Quoi donc ? nous nous lavons les mains en entrant dans l’église, et nous ne purifions pas notre cœur ? Sont-ce les mains qui parlent, qui prononcent les cantiques de louanges ? c’est au cœur à proférer ces saintes paroles, c’est lui que Dieu regarde : s’il est souillé, la pureté du corps ne sert de rien. Quel fruit, quel avantage retirerons-nous de laver les mains du corps, si nous laissons dans l’impureté les mains de l’âme ? Voici ce qui est étonnant, et à quoi vous devez faire attention voici ce qui renverse tout, et met tout dans la confusion : c’est que, nous attachant scrupuleusement à faire avec soin les petites choses, nous négligeons les plus grandes. Prier, sans avoir lavé ses mains, certes, cela est indifférent : mais prier, sans avoir purifié sa conscience, c’est le plus horrible de tous les maux. Écoutez ce que dit le prophète aux Juifs, qui étaient fort soigneux de laver ces sortes de souillures corporelles : « Purifiez votre cœur « de sa corruption. Jusques à quand les pensées de vos travaux[3] demeureront-elles en vous ? » (Jer. 4,14) Purifions-nous ainsi nous-mêmes, non avec la boue, mais avec l’eau pure ; par l’aumône, non par l’avarice. Commencez par vous abstenir de toute rapine, et alors vous ferez l’aumône. « Détournons-nous du mal, et faisons le bien a. (Ps. 36,28) Retenez vos mains loin de la rapine, et ensuite étendez-les, ouvrez-les pour faire l’aumône. Mais si des mêmes mains avec lesquelles nous dépouillons les uns, nous revêtons les autres, quand bien même nous n’userions pas pour cela des biens que nous avons pillés, nous n’éviterons point pour cela le supplice. Car, de cette façon, la matière du sacrifice de propitiation[4] devient matière d’iniquité.
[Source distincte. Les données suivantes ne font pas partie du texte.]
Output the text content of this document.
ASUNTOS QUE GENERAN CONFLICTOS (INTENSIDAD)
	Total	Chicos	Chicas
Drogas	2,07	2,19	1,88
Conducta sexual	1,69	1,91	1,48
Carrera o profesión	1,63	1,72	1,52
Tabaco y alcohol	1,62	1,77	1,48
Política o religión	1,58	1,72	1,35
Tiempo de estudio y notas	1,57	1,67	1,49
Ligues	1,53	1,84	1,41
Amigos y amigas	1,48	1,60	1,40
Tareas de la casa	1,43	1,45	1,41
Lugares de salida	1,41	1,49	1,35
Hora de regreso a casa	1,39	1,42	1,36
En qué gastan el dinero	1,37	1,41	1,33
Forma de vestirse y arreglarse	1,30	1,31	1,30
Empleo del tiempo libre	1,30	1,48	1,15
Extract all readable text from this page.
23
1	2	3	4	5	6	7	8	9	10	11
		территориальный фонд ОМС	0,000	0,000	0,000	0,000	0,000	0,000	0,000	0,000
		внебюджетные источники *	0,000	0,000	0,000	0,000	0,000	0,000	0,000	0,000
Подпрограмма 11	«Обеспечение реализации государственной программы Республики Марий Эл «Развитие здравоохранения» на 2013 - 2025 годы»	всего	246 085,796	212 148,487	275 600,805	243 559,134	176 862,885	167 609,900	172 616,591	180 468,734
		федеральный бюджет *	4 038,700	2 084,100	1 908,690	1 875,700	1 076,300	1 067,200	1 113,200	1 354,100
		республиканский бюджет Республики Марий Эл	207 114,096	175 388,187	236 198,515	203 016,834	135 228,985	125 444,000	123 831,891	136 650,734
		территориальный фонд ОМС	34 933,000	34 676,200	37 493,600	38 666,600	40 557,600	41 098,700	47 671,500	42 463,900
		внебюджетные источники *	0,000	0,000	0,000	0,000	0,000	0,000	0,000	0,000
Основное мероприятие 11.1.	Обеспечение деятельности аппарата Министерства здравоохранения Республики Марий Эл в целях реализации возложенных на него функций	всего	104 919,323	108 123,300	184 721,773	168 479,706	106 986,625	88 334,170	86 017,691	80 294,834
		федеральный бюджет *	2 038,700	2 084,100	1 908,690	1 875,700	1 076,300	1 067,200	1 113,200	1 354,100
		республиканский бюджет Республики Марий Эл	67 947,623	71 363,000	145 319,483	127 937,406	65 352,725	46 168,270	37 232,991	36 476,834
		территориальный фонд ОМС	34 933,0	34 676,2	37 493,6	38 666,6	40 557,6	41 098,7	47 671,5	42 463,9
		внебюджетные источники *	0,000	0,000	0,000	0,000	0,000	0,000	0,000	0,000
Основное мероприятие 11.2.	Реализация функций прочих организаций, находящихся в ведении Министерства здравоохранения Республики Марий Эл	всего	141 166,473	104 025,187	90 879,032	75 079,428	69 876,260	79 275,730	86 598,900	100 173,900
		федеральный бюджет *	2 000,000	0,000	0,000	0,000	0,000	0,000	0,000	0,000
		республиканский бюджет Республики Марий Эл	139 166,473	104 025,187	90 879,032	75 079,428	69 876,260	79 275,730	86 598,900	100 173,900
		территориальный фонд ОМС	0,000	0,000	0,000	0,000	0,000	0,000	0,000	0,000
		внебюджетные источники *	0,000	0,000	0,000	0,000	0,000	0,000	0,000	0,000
Sûrement il vaut mieux ne point faire d’œuvres de miséricorde, que de les faire de cette sorte. Il eût été plus avantageux à Caïn de ne rien offrir du tout. Or, si Caïn, pour avoir offert ce qu’il avait de moindre prix, a offensé Dieu, celui qui fait l’aumône du bien d’autrui, comment n’irritera-t-il pas sa colère ? Je vous ai défendu, dit le Seigneur, de ravir le bien d’autrui, et vous voulez m’honorer en m’offrant vos rapines ? Quels sentiments avez-vous de moi ? Croyez-vous que de pareilles offrandes me puissent être agréables ? Le Seigneur vous dira donc : « Vous avez cru, ô homme plein d’iniquité, que je vous serai semblable. Je vous reprendrai sévèrement, et je mettrai vos péchés devant vos yeux[5] ». (Ps. 49,22) Mais à Dieu ne plaise qu’aucun de vous entende une parole si terrible ? fasse plutôt le ciel, qu’après avoir distribué aux pauvres des aumônes pures et saintes, portant dans nos mains des lampes brillantes, nous entrions tous dans la chambre nuptiale, par la grâce et la bonté de Notre-Seigneur Jésus-Christ, à qui appartient la gloire, dans tous les siècles l Ainsi soit-il.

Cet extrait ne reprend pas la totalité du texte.